No one is interested in replicating anything in F345. Replication is considered a despicable exercise suitable only for idiots capable only of me-too mimicking, and it is definitely not serious science. The members of the royal and national academies of science are those who are most successful and prolific in the process of producing wrong results. Several types of research are conducted by industry, and in some fields such as clinical medicine this is almost always the case. The main motive is again to get extravagant results, so as to license new medical treatments, tests, and other technology and make more money, even though these treatments don't really work. Studies are designed in a way so as to make sure that they will produce results with good enough omega values or at least allow some manipulation to produce nice-looking omega values.

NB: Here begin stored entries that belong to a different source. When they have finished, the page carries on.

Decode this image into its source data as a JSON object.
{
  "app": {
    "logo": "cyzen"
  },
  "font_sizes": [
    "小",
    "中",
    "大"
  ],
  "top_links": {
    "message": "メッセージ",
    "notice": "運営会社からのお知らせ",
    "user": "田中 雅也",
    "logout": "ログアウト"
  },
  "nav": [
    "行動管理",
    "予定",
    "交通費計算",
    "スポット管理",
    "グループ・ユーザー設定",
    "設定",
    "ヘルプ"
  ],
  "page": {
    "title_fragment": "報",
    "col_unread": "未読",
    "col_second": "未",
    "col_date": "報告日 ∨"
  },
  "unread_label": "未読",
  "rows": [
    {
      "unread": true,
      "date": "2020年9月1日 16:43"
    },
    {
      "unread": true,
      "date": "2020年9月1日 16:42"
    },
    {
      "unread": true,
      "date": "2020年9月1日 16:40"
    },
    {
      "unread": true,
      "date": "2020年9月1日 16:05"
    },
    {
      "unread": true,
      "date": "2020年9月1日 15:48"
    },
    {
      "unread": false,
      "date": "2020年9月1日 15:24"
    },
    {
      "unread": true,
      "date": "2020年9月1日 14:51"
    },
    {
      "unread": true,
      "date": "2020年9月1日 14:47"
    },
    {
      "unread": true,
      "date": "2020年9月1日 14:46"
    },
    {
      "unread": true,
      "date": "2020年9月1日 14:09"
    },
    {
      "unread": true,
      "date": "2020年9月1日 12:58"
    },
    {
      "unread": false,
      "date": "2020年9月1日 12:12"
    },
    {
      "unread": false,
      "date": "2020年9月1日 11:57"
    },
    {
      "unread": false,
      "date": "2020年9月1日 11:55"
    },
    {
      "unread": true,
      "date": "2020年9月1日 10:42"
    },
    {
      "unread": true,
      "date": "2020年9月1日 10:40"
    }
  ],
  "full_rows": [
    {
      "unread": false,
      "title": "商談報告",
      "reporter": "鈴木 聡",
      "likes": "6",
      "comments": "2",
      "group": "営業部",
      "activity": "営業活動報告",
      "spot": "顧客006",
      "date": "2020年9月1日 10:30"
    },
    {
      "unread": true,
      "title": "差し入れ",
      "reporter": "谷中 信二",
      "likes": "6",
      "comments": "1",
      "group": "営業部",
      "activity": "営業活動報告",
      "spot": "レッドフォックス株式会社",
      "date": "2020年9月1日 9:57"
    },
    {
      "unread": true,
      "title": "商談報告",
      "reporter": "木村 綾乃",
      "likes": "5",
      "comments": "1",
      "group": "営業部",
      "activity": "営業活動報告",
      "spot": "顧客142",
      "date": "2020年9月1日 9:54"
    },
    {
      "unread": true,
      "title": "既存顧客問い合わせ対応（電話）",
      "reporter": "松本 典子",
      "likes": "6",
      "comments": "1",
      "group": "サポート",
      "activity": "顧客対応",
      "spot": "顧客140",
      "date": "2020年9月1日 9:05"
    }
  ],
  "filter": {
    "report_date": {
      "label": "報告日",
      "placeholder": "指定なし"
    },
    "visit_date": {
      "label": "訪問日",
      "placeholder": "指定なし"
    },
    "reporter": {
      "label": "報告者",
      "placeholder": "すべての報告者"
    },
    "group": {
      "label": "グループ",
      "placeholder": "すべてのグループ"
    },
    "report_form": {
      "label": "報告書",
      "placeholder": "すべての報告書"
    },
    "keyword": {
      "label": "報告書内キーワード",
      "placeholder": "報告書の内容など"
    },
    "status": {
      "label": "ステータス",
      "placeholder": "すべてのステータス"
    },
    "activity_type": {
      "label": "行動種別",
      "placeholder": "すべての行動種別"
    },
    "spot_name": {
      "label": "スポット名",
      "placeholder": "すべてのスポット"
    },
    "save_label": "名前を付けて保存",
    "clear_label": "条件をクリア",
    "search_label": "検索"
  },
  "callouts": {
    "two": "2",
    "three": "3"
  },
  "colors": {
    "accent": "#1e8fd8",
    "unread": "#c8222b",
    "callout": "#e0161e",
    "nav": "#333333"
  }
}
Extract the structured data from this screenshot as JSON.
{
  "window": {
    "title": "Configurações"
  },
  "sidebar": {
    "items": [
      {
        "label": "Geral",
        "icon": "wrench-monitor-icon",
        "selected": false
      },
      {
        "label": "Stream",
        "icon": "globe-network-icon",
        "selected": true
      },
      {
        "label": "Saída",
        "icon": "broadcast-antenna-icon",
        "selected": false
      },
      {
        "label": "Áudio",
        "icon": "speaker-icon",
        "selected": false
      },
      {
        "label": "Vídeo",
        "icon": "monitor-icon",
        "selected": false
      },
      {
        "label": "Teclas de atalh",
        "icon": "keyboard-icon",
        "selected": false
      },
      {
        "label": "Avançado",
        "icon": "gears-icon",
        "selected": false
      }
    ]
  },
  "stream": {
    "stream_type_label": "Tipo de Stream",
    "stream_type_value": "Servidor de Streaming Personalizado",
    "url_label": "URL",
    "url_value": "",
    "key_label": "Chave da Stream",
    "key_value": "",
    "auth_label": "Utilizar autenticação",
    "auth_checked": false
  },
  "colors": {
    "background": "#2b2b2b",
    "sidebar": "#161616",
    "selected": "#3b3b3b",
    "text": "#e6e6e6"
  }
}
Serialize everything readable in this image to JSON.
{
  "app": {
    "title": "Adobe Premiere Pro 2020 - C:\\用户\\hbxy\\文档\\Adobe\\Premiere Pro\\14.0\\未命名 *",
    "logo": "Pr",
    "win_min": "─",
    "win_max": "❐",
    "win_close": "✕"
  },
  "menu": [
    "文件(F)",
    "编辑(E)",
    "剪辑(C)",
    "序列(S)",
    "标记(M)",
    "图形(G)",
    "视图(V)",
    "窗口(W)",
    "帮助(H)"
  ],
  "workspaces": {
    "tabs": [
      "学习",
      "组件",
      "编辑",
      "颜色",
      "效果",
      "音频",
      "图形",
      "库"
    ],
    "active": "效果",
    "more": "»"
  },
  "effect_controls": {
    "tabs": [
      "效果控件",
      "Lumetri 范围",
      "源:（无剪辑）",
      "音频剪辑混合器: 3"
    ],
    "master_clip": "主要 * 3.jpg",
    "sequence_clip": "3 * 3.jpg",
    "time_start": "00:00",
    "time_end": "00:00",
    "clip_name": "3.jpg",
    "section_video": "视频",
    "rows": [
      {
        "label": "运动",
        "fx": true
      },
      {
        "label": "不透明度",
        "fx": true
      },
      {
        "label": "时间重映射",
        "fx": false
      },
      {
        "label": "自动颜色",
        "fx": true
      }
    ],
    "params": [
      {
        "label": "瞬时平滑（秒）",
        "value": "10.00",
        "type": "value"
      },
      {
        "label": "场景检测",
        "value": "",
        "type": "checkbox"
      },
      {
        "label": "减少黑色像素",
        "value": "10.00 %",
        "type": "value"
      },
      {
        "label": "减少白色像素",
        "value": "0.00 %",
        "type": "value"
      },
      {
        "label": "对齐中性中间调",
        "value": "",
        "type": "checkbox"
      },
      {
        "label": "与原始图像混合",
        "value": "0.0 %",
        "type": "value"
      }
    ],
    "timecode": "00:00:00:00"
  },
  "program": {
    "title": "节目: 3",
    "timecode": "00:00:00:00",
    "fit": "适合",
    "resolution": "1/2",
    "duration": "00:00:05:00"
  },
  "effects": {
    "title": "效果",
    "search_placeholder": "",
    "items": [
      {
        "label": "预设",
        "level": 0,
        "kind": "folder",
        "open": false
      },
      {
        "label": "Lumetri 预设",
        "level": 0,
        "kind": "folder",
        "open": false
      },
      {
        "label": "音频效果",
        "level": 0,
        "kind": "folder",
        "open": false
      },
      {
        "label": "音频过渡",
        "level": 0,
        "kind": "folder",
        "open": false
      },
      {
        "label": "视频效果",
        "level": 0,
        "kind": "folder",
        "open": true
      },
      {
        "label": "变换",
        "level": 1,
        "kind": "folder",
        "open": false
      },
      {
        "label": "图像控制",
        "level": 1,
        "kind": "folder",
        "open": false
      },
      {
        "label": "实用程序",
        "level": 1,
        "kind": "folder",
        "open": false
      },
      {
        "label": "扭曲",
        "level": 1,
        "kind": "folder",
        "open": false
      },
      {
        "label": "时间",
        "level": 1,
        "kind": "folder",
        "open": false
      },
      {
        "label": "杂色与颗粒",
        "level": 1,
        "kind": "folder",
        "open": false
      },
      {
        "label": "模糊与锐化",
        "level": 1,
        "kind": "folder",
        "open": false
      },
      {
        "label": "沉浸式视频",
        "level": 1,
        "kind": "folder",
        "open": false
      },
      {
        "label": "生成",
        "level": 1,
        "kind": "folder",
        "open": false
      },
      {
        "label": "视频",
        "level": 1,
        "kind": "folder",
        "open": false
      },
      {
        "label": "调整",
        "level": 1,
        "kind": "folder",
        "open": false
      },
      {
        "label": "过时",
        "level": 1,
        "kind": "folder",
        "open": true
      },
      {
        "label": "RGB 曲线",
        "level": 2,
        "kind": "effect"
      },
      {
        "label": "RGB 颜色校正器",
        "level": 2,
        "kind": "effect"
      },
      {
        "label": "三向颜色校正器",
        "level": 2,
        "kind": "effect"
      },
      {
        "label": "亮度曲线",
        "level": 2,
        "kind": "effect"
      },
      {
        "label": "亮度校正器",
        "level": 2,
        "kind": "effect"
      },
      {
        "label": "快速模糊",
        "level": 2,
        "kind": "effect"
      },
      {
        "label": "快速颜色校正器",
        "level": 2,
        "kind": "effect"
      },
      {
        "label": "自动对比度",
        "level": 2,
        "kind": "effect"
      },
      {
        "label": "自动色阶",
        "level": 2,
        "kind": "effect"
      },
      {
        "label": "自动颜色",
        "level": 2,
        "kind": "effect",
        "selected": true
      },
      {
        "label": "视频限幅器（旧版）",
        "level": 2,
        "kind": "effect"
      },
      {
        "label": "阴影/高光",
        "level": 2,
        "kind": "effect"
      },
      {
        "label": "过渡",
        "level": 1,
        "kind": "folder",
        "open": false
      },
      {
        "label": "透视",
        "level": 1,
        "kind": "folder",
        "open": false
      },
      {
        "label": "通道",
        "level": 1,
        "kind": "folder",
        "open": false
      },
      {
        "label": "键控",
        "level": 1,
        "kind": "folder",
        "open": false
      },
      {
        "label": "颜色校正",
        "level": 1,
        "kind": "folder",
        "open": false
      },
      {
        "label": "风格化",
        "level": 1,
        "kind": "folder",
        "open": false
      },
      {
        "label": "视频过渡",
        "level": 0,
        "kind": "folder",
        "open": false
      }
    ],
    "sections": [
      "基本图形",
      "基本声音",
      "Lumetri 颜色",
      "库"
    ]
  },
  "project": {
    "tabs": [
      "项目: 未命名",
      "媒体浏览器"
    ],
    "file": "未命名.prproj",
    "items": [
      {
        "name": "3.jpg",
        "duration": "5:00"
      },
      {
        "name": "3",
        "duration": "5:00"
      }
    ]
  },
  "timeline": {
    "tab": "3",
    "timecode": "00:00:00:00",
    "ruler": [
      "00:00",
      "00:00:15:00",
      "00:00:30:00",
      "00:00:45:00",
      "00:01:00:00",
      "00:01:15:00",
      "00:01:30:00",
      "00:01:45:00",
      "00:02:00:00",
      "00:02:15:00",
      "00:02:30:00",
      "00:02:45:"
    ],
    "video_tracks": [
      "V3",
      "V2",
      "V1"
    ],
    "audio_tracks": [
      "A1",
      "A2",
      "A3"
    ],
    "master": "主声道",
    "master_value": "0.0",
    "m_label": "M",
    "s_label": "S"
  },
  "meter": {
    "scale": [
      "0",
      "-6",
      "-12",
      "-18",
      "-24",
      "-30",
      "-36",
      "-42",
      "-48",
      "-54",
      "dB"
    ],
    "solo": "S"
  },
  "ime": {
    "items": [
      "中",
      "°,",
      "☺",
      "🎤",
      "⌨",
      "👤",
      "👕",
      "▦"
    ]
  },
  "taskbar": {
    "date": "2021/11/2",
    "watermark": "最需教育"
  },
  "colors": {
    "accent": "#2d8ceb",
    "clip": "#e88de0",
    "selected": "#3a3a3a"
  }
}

Simple citizens are bombarded from the mass media on a daily basis with announcements about new discoveries, although no serious discovery has been made in F345 for many years now. Critical thinking and questioning is generally discredited in most countries in F345. At some point, the free markets destroyed the countries with democratic constitutions and freedom of thought, because it was felt that free and critical thinking was a nuisance. As a result, for example, the highest salaries for scientists and the most sophisticated research infrastructure are to be found in totalitarian countries with lack of freedom of speech or huge social inequalities--one of the most common being gender inequalities against men (e.g., men cannot drive a car and when they appear in public their whole body, including their head, must be covered with a heavy pink cloth). Science is flourishing where free thinking and critical questioning are rigorously restricted, since free thinking and critical questioning (including of course efforts for replicating claimed discoveries) are considered anathema for good science in F345."
Of course if science on Earth was performed today like it is on F345 it would be both depressing and very difficult to accurately discern the difference between real-science and psuedo-science.